Her thoughts were less disjointed, like when one awoke from a very deep sleep and only slowly managed to figure out what had been dreamed and what was real. Somehow knowing that she'd been at school with this young woman helped. It was someone from her past, but someone safe someone who wasn't going to weep over her death or mourn her. Her death. Thinking those words didn't feel quite so shocking as it had before. How strange that one could get used to the most appalling truths when there was no alternative. She raised her head and stared at the woman - no, she was barely more than a girl, probably even younger than Aylanmaa herself, and those fuzzy thoughts she'd had upon waking to her new life - she almost smiled at the thought - coalesced into the realisation that she didn't know her companion's name.
Or did she? Had she already asked? She couldn't remember... but there was the mirror, and as frightening as the prospect was, she wanted to see how she looked now. "Yes. Yes, I do. I...have to" she said quietly, but for the first time her voice, altered and thin though it was, sounded almost like herself, like the person she remembered being. Concentrating hard, she stood without floating in an unexpected direction, and then tried to remember how to move now. Last time she had simply had the intention to walk, and then she'd moved. She tried, tentatively at first, and barely shifted more than a few inches. Frustrated, she imagined running across the room to where the mirror was, moved her feet as she would have done when she'd been... before the accident, and then she was hurtling across the room and trying to figure out to stop before she flew straight through the mirror. A high, reedy squeal left her lips and she put her arms up as if to protect her face...and then she stopped, a couple of feet away from where the mirror stood.
Slowly, she lowered her arms, but her eyes were closed. To her relief, she couldn't see anything, so although people could apparently see through her, she wasn't actually able to see through herself. So she could deal with this slowly...she opened her eyes a crack, got used to what she saw, opened them a little further...
And she looked much the same as she had before the accident.
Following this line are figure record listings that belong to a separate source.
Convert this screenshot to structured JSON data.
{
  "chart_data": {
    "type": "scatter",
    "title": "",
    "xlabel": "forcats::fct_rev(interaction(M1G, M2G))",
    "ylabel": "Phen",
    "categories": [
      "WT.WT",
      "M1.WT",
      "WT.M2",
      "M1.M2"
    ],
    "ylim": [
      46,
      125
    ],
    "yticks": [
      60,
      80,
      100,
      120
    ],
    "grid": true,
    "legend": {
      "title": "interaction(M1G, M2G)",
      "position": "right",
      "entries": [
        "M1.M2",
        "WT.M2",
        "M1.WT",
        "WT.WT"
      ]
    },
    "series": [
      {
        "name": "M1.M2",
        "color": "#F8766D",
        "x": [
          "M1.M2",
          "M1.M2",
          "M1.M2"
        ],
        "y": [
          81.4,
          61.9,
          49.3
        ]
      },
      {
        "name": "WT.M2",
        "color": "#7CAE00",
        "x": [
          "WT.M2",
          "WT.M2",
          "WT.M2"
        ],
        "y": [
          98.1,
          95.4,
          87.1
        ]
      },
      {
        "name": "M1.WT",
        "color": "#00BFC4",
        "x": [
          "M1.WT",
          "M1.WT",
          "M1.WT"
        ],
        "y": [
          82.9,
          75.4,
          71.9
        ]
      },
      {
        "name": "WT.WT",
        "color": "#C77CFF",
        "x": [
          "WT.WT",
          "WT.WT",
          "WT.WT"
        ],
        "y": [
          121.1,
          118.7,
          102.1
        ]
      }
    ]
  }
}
Aylanmaa had heard tales of ghosts who appeared covered in blood or with body parts damaged or severed. She knew she'd been hit by a muggle vehicle, and she knew the sort of injuries that could be caused by that. But apparently whatever had happened to her had been so instant she hadn't had time to bleed...was her head at a slight angle, perhaps? She turned to the right and looked - yes, there was a certain tilt to her neck that hadn't been there before. A laugh bubbled up out of nowhere as she realised she was using her medical training to deduce what had happened to her. "Did I break my neck?" she asked in an almost conversational tone, continuing to study her reflection. Her skin looked almost perfect; the one spot she knew she'd had at the side of one cheek concealed by her hair, and she had been wearing one of her favourite outfits. And there were definitely no bloodstains.
She felt better now. Not right, not fine, not good, but better. Better enough that she could begin to think logically about what was to happen next, and she turned to face the other woman. "I'm so sorry, you probably told me already, but I can't remember your name" she said apologetically "though you already know I'm Aylan..." she broke off halfway through her own name with a gasp. You never spoke of the dead by their given names, it was terribly unlucky. She'd grown up with that belief, and now it came back to her with shocking suddenness, and she became silent again.